Python 在10000位数字中查找13个相邻数字的最大乘积
似乎无法找出我的代码出了什么问题(Project Euler问题8)。我想在下面的10000位数字中找到13个相邻数字的最大乘积,但我得到了错误的答案Python 在10000位数字中查找13个相邻数字的最大乘积,python,Python,似乎无法找出我的代码出了什么问题(Project Euler问题8)。我想在下面的10000位数字中找到13个相邻数字的最大乘积,但我得到了错误的答案 my_list = list('73167176531330624919225119674426574742355349194934969835203127745063262395783180169848018694788518438586156078911294949545950173795833195285320880551112540698
my_list = list('7316717653133062491922511967442657474235534919493496983520312774506326239578318016984801869478851843858615607891129494954595017379583319528532088055111254069874715852386305071569329096329522744304355766896648950445244523161731856403098711121722383113622298934233803081353362766142828064444866452387493035890729629049156044077239071381051585930796086670172427121883998797908792274921901699720888093776657273330010533678812202354218097512545405947522435258490771167055601360483958644670632441572215539753697817977846174064955149290862569321978468622482839722413756570560574902614079729686524145351004748216637048440319989000889524345065854122758866688116427171479924442928230863465674813919123162824586178664583591245665294765456828489128831426076900422421902267105562632111110937054421750694165896040807198403850962455444362981230987879927244284909188845801561660979191338754992005240636899125607176060588611646710940507754100225698315520005593572972571636269561882670428252483600823257530420752963450')
for i in range(1000):
my_list[i] = int(my_list[i])
previous_product = 1
for x in range(13):
previous_product *= my_list[x]
current_product = previous_product*my_list[13]/my_list[0]
for i in range(1, 987):
if current_product > previous_product:
maximum_product = current_product
previous_product = current_product
if my_list[i]==0:
current_product = 1
for x in range(13):
current_product *= my_list[i+x+1]
else:
current_product = previous_product*my_list[i+x+1]/my_list[i]
print(maximum_product)
编辑:解决了!最大_乘积定义错误。
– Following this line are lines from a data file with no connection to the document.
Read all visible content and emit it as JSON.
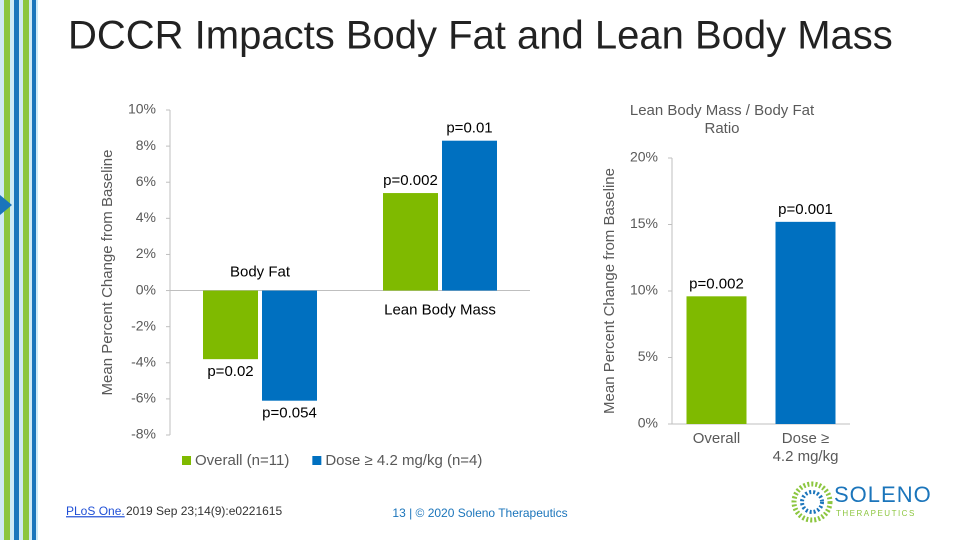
{
  "slide_title": "DCCR Impacts Body Fat and Lean Body Mass",
  "citation": {
    "link": "PLoS One.",
    "text": "2019 Sep 23;14(9):e0221615"
  },
  "footer": "13  |  © 2020 Soleno Therapeutics",
  "logo": {
    "name": "SOLENO",
    "tagline": "THERAPEUTICS"
  },
  "chart_data": [
    {
      "type": "bar",
      "ylabel": "Mean Percent Change from Baseline",
      "categories": [
        "Body Fat",
        "Lean Body Mass"
      ],
      "series": [
        {
          "name": "Overall (n=11)",
          "color": "#7fba00",
          "values": [
            -3.8,
            5.4
          ],
          "annotations": [
            "p=0.02",
            "p=0.002"
          ]
        },
        {
          "name": "Dose ≥ 4.2 mg/kg (n=4)",
          "color": "#0070c0",
          "values": [
            -6.1,
            8.3
          ],
          "annotations": [
            "p=0.054",
            "p=0.01"
          ]
        }
      ],
      "ylim": [
        -8,
        10
      ],
      "yticks": [
        {
          "value": -8,
          "label": "-8%"
        },
        {
          "value": -6,
          "label": "-6%"
        },
        {
          "value": -4,
          "label": "-4%"
        },
        {
          "value": -2,
          "label": "-2%"
        },
        {
          "value": 0,
          "label": "0%"
        },
        {
          "value": 2,
          "label": "2%"
        },
        {
          "value": 4,
          "label": "4%"
        },
        {
          "value": 6,
          "label": "6%"
        },
        {
          "value": 8,
          "label": "8%"
        },
        {
          "value": 10,
          "label": "10%"
        }
      ],
      "legend": "bottom"
    },
    {
      "type": "bar",
      "title": "Lean Body Mass / Body Fat Ratio",
      "ylabel": "Mean Percent Change from Baseline",
      "categories": [
        "Overall",
        "Dose ≥ 4.2 mg/kg"
      ],
      "values": [
        9.6,
        15.2
      ],
      "colors": [
        "#7fba00",
        "#0070c0"
      ],
      "annotations": [
        "p=0.002",
        "p=0.001"
      ],
      "ylim": [
        0,
        20
      ],
      "yticks": [
        {
          "value": 0,
          "label": "0%"
        },
        {
          "value": 5,
          "label": "5%"
        },
        {
          "value": 10,
          "label": "10%"
        },
        {
          "value": 15,
          "label": "15%"
        },
        {
          "value": 20,
          "label": "20%"
        }
      ]
    }
  ]
}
。。它承担了最近的“当前产品”的价值,该价值恰好大于先前的产品,而不一定是最大的产品
正确,尽管不是超级高效的代码:
my_list = list('7316717653133062491922511967442657474235534919493496983520312774506326239578318016984801869478851843858615607891129494954595017379583319528532088055111254069874715852386305071569329096329522744304355766896648950445244523161731856403098711121722383113622298934233803081353362766142828064444866452387493035890729629049156044077239071381051585930796086670172427121883998797908792274921901699720888093776657273330010533678812202354218097512545405947522435258490771167055601360483958644670632441572215539753697817977846174064955149290862569321978468622482839722413756570560574902614079729686524145351004748216637048440319989000889524345065854122758866688116427171479924442928230863465674813919123162824586178664583591245665294765456828489128831426076900422421902267105562632111110937054421750694165896040807198403850962455444362981230987879927244284909188845801561660979191338754992005240636899125607176060588611646710940507754100225698315520005593572972571636269561882670428252483600823257530420752963450')
for i in range(1000):
my_list[i] = int(my_list[i])
previous_product = 1
for x in range(13):
previous_product *= my_list[x]
current_product = previous_product*my_list[13]/my_list[0]
large_products = []
for i in range(1, 987):
if current_product > previous_product:
large_products.append(current_product)
previous_product = current_product
if my_list[i]==0:
current_product = 1
for x in range(13):
current_product *= my_list[i+x+1]
else:
current_product = previous_product*my_list[i+x+1]/my_list[i]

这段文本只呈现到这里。